CD4PE Multi-region reference architectures

About this document
  • Product and version: CD4PE 4.9
  • Document version: 1.1
  • Release date: 17 September 2021

Introduction

This document provides guidance for deploying CD4PE (continuous delivery for Puppet Enterprise) in a multi-region scenario to achieve DR and multi-data center deployment to achieve HA. Providing guidance on definitions of HA and DR, the architecture of CD4PE on PAM (Puppet Application Manager), and how this related to PE cluster connectivity.

Definitions of HA and DR

  • Failures are various events ranging from slowdown, interruption or complete loss of components, which affect the application deployment, network or underlying infrastructure.

  • HA (High availability) describes a deployment model where a defined level of failure can be tolerated without loss or interruption of service, although there is likely to be a reduced capacity.

  • DR (Disaster recovery) describes a deployment model where failures will cause a loss of service but can be responded to with a defined recovery plan to restore service within an accepted time frame (RTO) and with an accepted time frame of data loss (RPO)

Definitions of region and multi-region vs multi-data centre

  • A region is a set of data centres interconnected with low latency connections in a geographical location.

  • A multi-region deployment creates resilience for geographical issue affecting multiple data centres or a whole region by deploying across regions.

  • A multi-data centre deployment creates resilience for data centre issues by deploying across data centres in a single region but would still be vulnerable to the underlying region failing.

CD4PE and multi-region DR

In a multi-region CD4PE model snapshots are taken from CD4PE running in the live region to storage which is available to the DR region(s). In the event of a failure in the live region, the snapshot would be restored to a CD4PE cluster in one of the DR regions and a global load balancer would ensure all traffic was directed to newly live region.

  • CD4PE DR with Global s3 storage

cd4pe-multi-region-locals3

The key components are described in detail below.

Global storage

The key part for the storage is that snapshots remain available to the other regions during failure of the live region which gives two options

  • Globally redundant storage which is available to all DR regions.

  • Storage local to each DR region with multiple snapshots taken to those regions.

Global addressing

A global load balancer with regional redundancy should be available to ensure that when a regional failure happens any traffic directed to cd4pe will be redirected to the restored DR region.

Snapshots

A least a single recovery point of a full snapshot should be kept and regularly scheduled as per the PAM snapshot guide.

Restoring

During a region failure a restore of a snapshot will be performed as per PAM snapshot restore guide. It will be a choice related to the required RPO as to how regularly the snapshot should be scheduled and a choice based on RTO as to whether the cluster in DR regions is built in advance of the event.

RTO/RPO

Two of the key aspects to consider in the design choices above will be RTO and RPO.
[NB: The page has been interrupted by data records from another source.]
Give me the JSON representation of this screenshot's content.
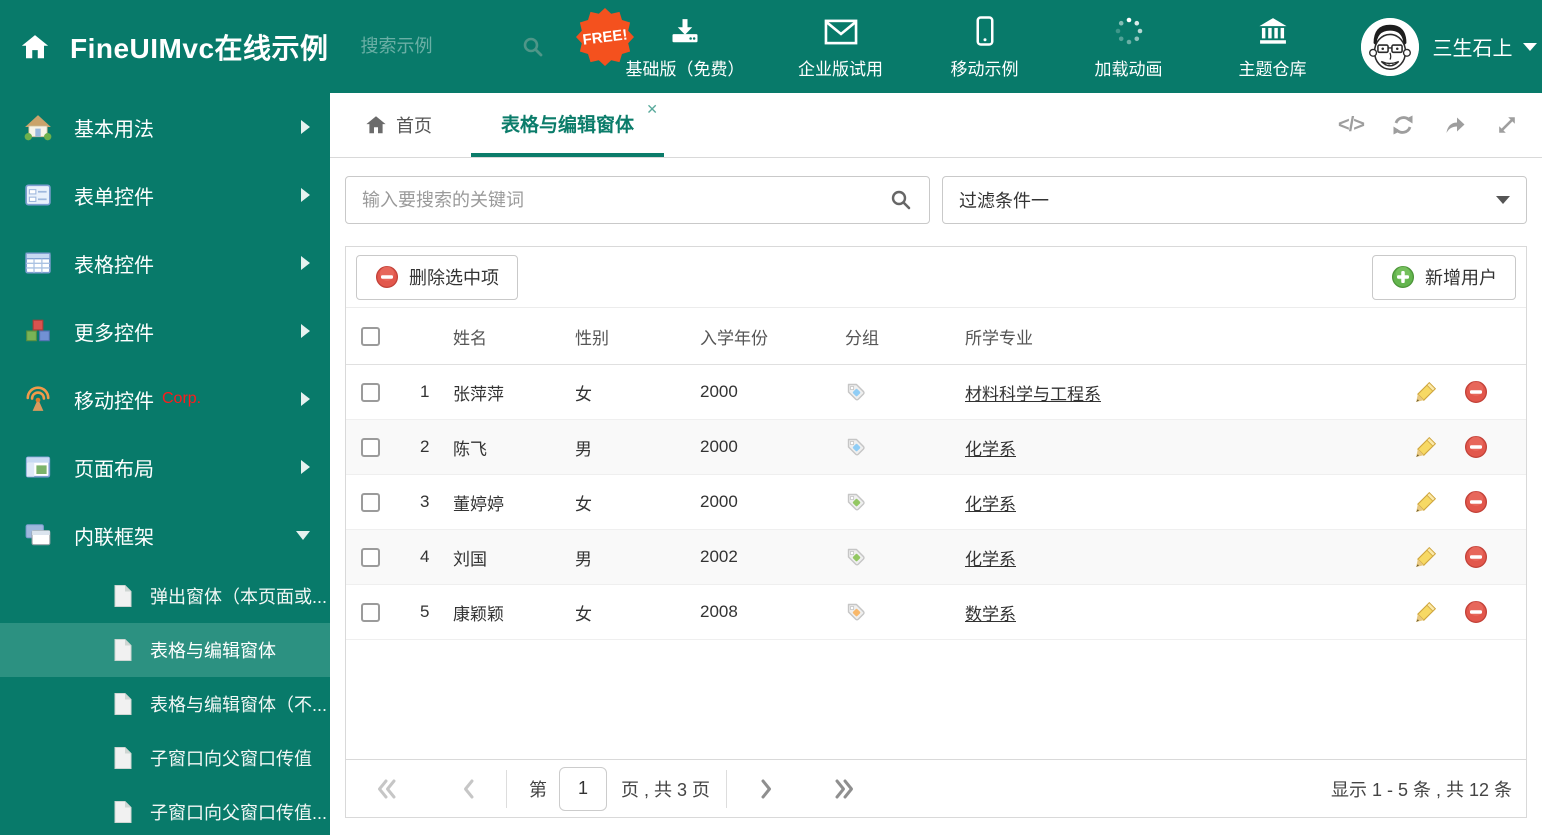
{
  "colors": {
    "teal": "#087a6a",
    "teal_active": "#2c9181",
    "accent": "#0b7c6a",
    "free_badge": "#f4511e"
  },
  "header": {
    "title": "FineUIMvc在线示例",
    "search_placeholder": "搜索示例",
    "free_badge": "FREE!",
    "nav": [
      {
        "label": "基础版（免费）"
      },
      {
        "label": "企业版试用"
      },
      {
        "label": "移动示例"
      },
      {
        "label": "加载动画"
      },
      {
        "label": "主题仓库"
      }
    ],
    "user_name": "三生石上"
  },
  "sidebar": {
    "items": [
      {
        "label": "基本用法"
      },
      {
        "label": "表单控件"
      },
      {
        "label": "表格控件"
      },
      {
        "label": "更多控件"
      },
      {
        "label": "移动控件",
        "suffix": "Corp."
      },
      {
        "label": "页面布局"
      },
      {
        "label": "内联框架"
      }
    ],
    "subitems": [
      {
        "label": "弹出窗体（本页面或..."
      },
      {
        "label": "表格与编辑窗体"
      },
      {
        "label": "表格与编辑窗体（不..."
      },
      {
        "label": "子窗口向父窗口传值"
      },
      {
        "label": "子窗口向父窗口传值..."
      }
    ]
  },
  "tabs": {
    "home": "首页",
    "active": "表格与编辑窗体"
  },
  "filters": {
    "search_placeholder": "输入要搜索的关键词",
    "filter_value": "过滤条件一"
  },
  "toolbar": {
    "delete_label": "删除选中项",
    "add_label": "新增用户"
  },
  "table": {
    "columns": {
      "name": "姓名",
      "gender": "性别",
      "year": "入学年份",
      "group": "分组",
      "major": "所学专业"
    },
    "rows": [
      {
        "num": "1",
        "name": "张萍萍",
        "gender": "女",
        "year": "2000",
        "tag_color": "#90cdf5",
        "major": "材料科学与工程系"
      },
      {
        "num": "2",
        "name": "陈飞",
        "gender": "男",
        "year": "2000",
        "tag_color": "#90cdf5",
        "major": "化学系"
      },
      {
        "num": "3",
        "name": "董婷婷",
        "gender": "女",
        "year": "2000",
        "tag_color": "#93c763",
        "major": "化学系"
      },
      {
        "num": "4",
        "name": "刘国",
        "gender": "男",
        "year": "2002",
        "tag_color": "#93c763",
        "major": "化学系"
      },
      {
        "num": "5",
        "name": "康颖颖",
        "gender": "女",
        "year": "2008",
        "tag_color": "#f8b86b",
        "major": "数学系"
      }
    ]
  },
  "pagination": {
    "page_prefix": "第",
    "page_value": "1",
    "page_suffix": "页 , 共 3 页",
    "summary": "显示 1 - 5 条 , 共 12 条"
  }
}
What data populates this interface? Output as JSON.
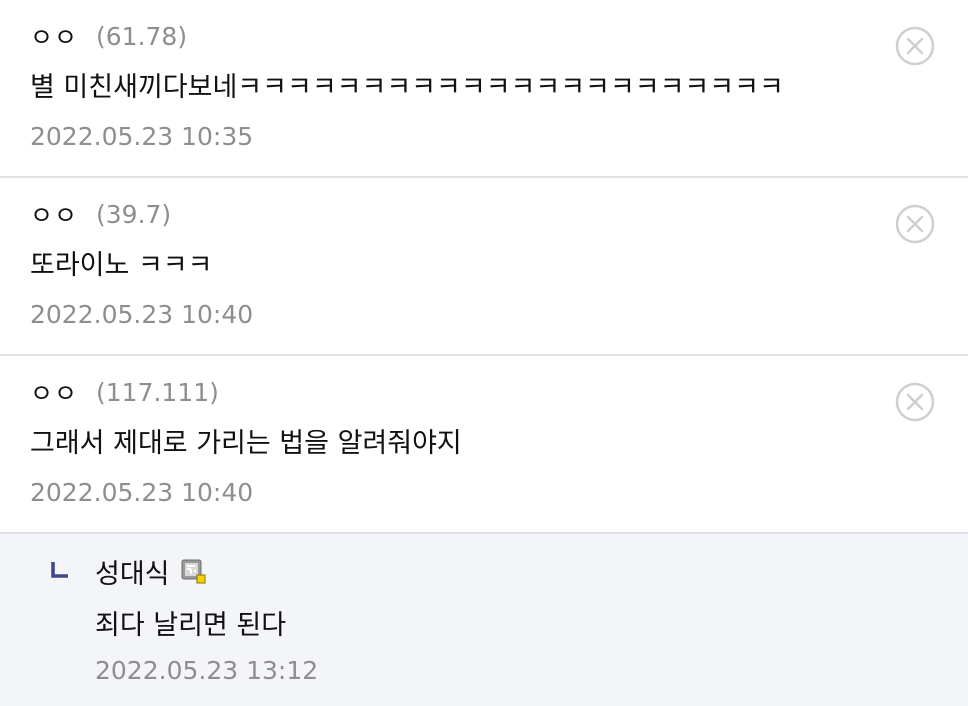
{
  "comments": [
    {
      "nickname": "ㅇㅇ",
      "ip": "(61.78)",
      "text": "별 미친새끼다보네ㅋㅋㅋㅋㅋㅋㅋㅋㅋㅋㅋㅋㅋㅋㅋㅋㅋㅋㅋㅋㅋㅋ",
      "date": "2022.05.23 10:35"
    },
    {
      "nickname": "ㅇㅇ",
      "ip": "(39.7)",
      "text": "또라이노 ㅋㅋㅋ",
      "date": "2022.05.23 10:40"
    },
    {
      "nickname": "ㅇㅇ",
      "ip": "(117.111)",
      "text": "그래서 제대로 가리는 법을 알려줘야지",
      "date": "2022.05.23 10:40"
    }
  ],
  "reply": {
    "nickname": "성대식",
    "text": "죄다 날리면 된다",
    "date": "2022.05.23 13:12"
  },
  "icons": {
    "delete": "close-circle-icon",
    "reply_arrow": "reply-arrow-icon",
    "gallog": "gallog-icon"
  },
  "colors": {
    "text": "#111111",
    "muted": "#8e8e8e",
    "divider": "#e2e3e8",
    "reply_bg": "#f4f5f9",
    "reply_arrow": "#3b4890"
  }
}
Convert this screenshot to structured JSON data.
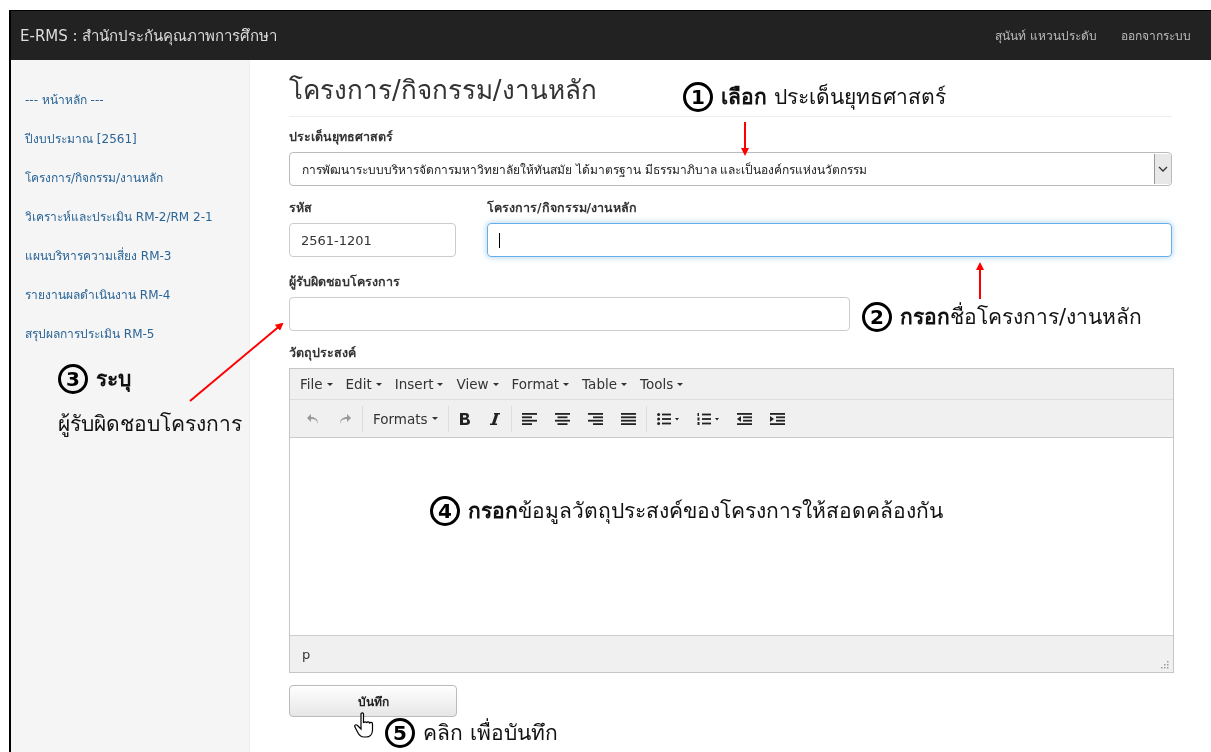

  • The RTO (Recovery time objective) is a measure of how long it will take to restore CD4PE from failure to normal service. This is going to depend on the size of the snapshot created, the configuration of instances/storage used and whether the target region clusters are pre-provisioned. Confirming the RTO with a practice DR event would be advised

  • The RPO (Recovery point objective) is how much data can be lost (measured in time) which will be defined by the schedule of the snapshots.

Multi-DC reference architecture for HA

Design considerations for Kubernetes

CD4PE v4 is deployed via the PAM (Puppet Application manager) built on KOTS (kubernetes-off-the-shelf). These deployments contains primary nodes, secondary nodes and PODS.

  • Primary nodes runs core Kubernetes components (referred to as the Kubernetes control plane) as well as application workload.

  • Secondary nodes runs application workloads. These are also sometimes referred to as workers.

  • Pods are a group of one or more containers, with shared storage and network resources, and a specification for how to run the containers.

To achieve HA there must be a least three primary nodes which would allow for the failure of one primary node and consideration must be given to the capacity requirements with failures of secondary nodes.

The core limitation of this configuration is due to the nature of k8s as per kubernetes documentation, kubernetes can't be setup across regions preventing any Multi Region HA setup.

A full software architecture overview of CD4PE is documented here and reference architectures for deploying CD4PE are documented here

Single region HA

This section will cover the multi data centre options to achieve HA within a single region.

Single data centre

In a single data centre we can deploy a HA pam setup which will cope with individual node failures but CD4PE will fail if the data centre it resides in has a failure.

multi-dc-1-distributed

Two data centres

Although a common pattern, a two data centre deployment we will not gain any benefit over a single data centre as a failure on the data centre carrying the two primaries will cause a failure to the whole cluster.

multi-dc-2-distributed

Three data centres

A three data centre setup is the recommend approach to CD4PE HA in a single region, a failure of a data centre will reduce capacity for workload but will not affect service.

multi-dc-3-distributed

PE Clusters connectivity

PE clusters connecting to cd4pe in any of these setups have no requirements to be in the same region or Data centre as long as appropriate ports and connectivity are available.